The Democratic Republic of Congo and Zambia had the highest portion of respondents who strongly disagreed that their government was doing enough, at 32 and 31% respectively, although responses were quite split in DRC, with 51% strongly agreeing with the same statement.
Governments that were rated the highest on this measure were Rwanda, with 81% strongly agreeing that they had done enough to prevent coronavirus, Uganda at 60% strongly agreeing and Mozambique, with 59% strongly agreeing.
Countries where respondents were more split on this statement include Kenya, DRC, Nigeria, and Zambia.
“Overall, we found that females were more likely to agree that their countries were doing enough, with 52% of males and 58% of females giving agreeable scores. The middle age group, from ages 25-34, were less likely to strongly agree that their government was doing enough to prevent coronavirus’ spread than those younger and older,” said Geo Poll.
Uganda has maintained a lockdown, suspended public transport, closed non-agro-based shops and imposed a night curfew to contain further spread of the virus.
ChimpReports understands Health Ministry has continued to sensitise the public on washing hands, maintaining social distancing and avoiding touching soft parts of the face as a measure against infections.

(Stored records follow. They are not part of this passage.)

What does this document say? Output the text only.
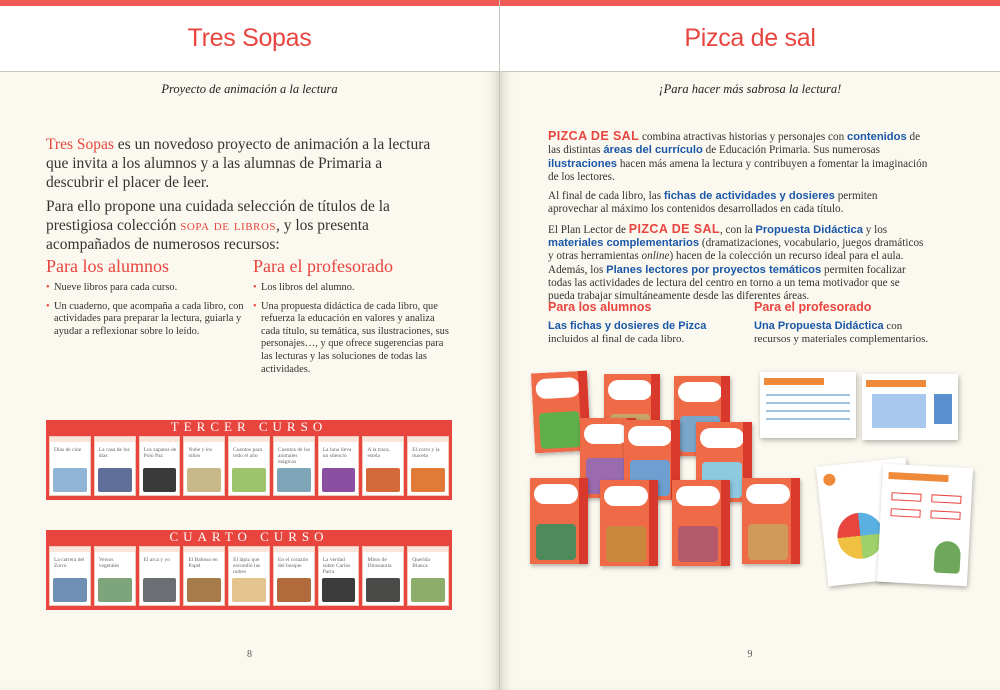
Tres Sopas
Proyecto de animación a la lectura

Tres Sopas es un novedoso proyecto de animación a la lectura que invita a los alumnos y a las alumnas de Primaria a descubrir el placer de leer.

Para ello propone una cuidada selección de títulos de la prestigiosa colección sopa de libros, y los presenta acompañados de numerosos recursos:

Para los alumnos
• Nueve libros para cada curso.
• Un cuaderno, que acompaña a cada libro, con actividades para preparar la lectura, guiarla y ayudar a reflexionar sobre lo leído.
Para el profesorado
• Los libros del alumno.
• Una propuesta didáctica de cada libro, que refuerza la educación en valores y analiza cada título, su temática, sus ilustraciones, sus personajes…, y que ofrece sugerencias para las lecturas y las soluciones de todas las actividades.
TERCER CURSO
Días de cine	La casa de los días
Los zapatos de Polo Paz
Nube y los niños
Cuentos para todo el año
Cuentos de los animales mágicos
La luna lleva un silencio
A la traca, estela
El zorro y la maceta
CUARTO CURSO
La carrera del Zorro
Versos vegetales
El arca y yo	El Baboso en Papel
El lápiz que escondió las nubes
En el corazón del bosque
La verdad sobre Carlos Parra
Mitos de Dinosauria
Querida Blanca
8
Pizca de sal
¡Para hacer más sabrosa la lectura!

PIZCA DE SAL combina atractivas historias y personajes con contenidos de las distintas áreas del currículo de Educación Primaria. Sus numerosas ilustraciones hacen más amena la lectura y contribuyen a fomentar la imaginación de los lectores.

Al final de cada libro, las fichas de actividades y dosieres permiten aprovechar al máximo los contenidos desarrollados en cada título.

El Plan Lector de PIZCA DE SAL, con la Propuesta Didáctica y los materiales complementarios (dramatizaciones, vocabulario, juegos dramáticos y otras herramientas online) hacen de la colección un recurso ideal para el aula. Además, los Planes lectores por proyectos temáticos permiten focalizar todas las actividades de lectura del centro en torno a un tema motivador que se pueda trabajar simultáneamente desde las diferentes áreas.

Para los alumnos
Las fichas y dosieres de Pizca incluidos al final de cada libro.
Para el profesorado
Una Propuesta Didáctica con recursos y materiales complementarios.
9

however, there have been concerns over the management of food supplies for the urban poor affected by measures being enforced to defeat the virus.
Meanwhile, the report also indicated that the level of concern over the coronavirus outbreak is high in all countries studied, with 72% overall reporting that they are ‘very concerned’ over COVID-19.
A slightly lower percentage overall, 63%, believe that they or their families are at risk of contracting the disease.
The long-term economic impact of coronavirus is also a concern across Africa, with the World Bank warning that sub-Saharan Africa is likely to experience its first recession in 25 years due to the pandemic.
Countries such as South Africa and Kenya were already experiencing weak economies before the coronavirus outbreak, and will be hit hard by the restrictions and trickle-down effects related to COVID-19.
The economic effects of COVID-19 will be felt even harder in these emerging economies due to their reliance on informal trade and exports of commodities that are falling in value.
This study found that populations are aware of the looming economic crisis, with 71% stating that they are very concerned about the economic effects of coronavirus.
Concerns over the economic impacts are highest in Mozambique and Rwanda. Additionally, 26% listed economic impacts as their biggest concern of the outbreak, only slightly behind the 27% who state that contracting the disease themselves is their biggest concern.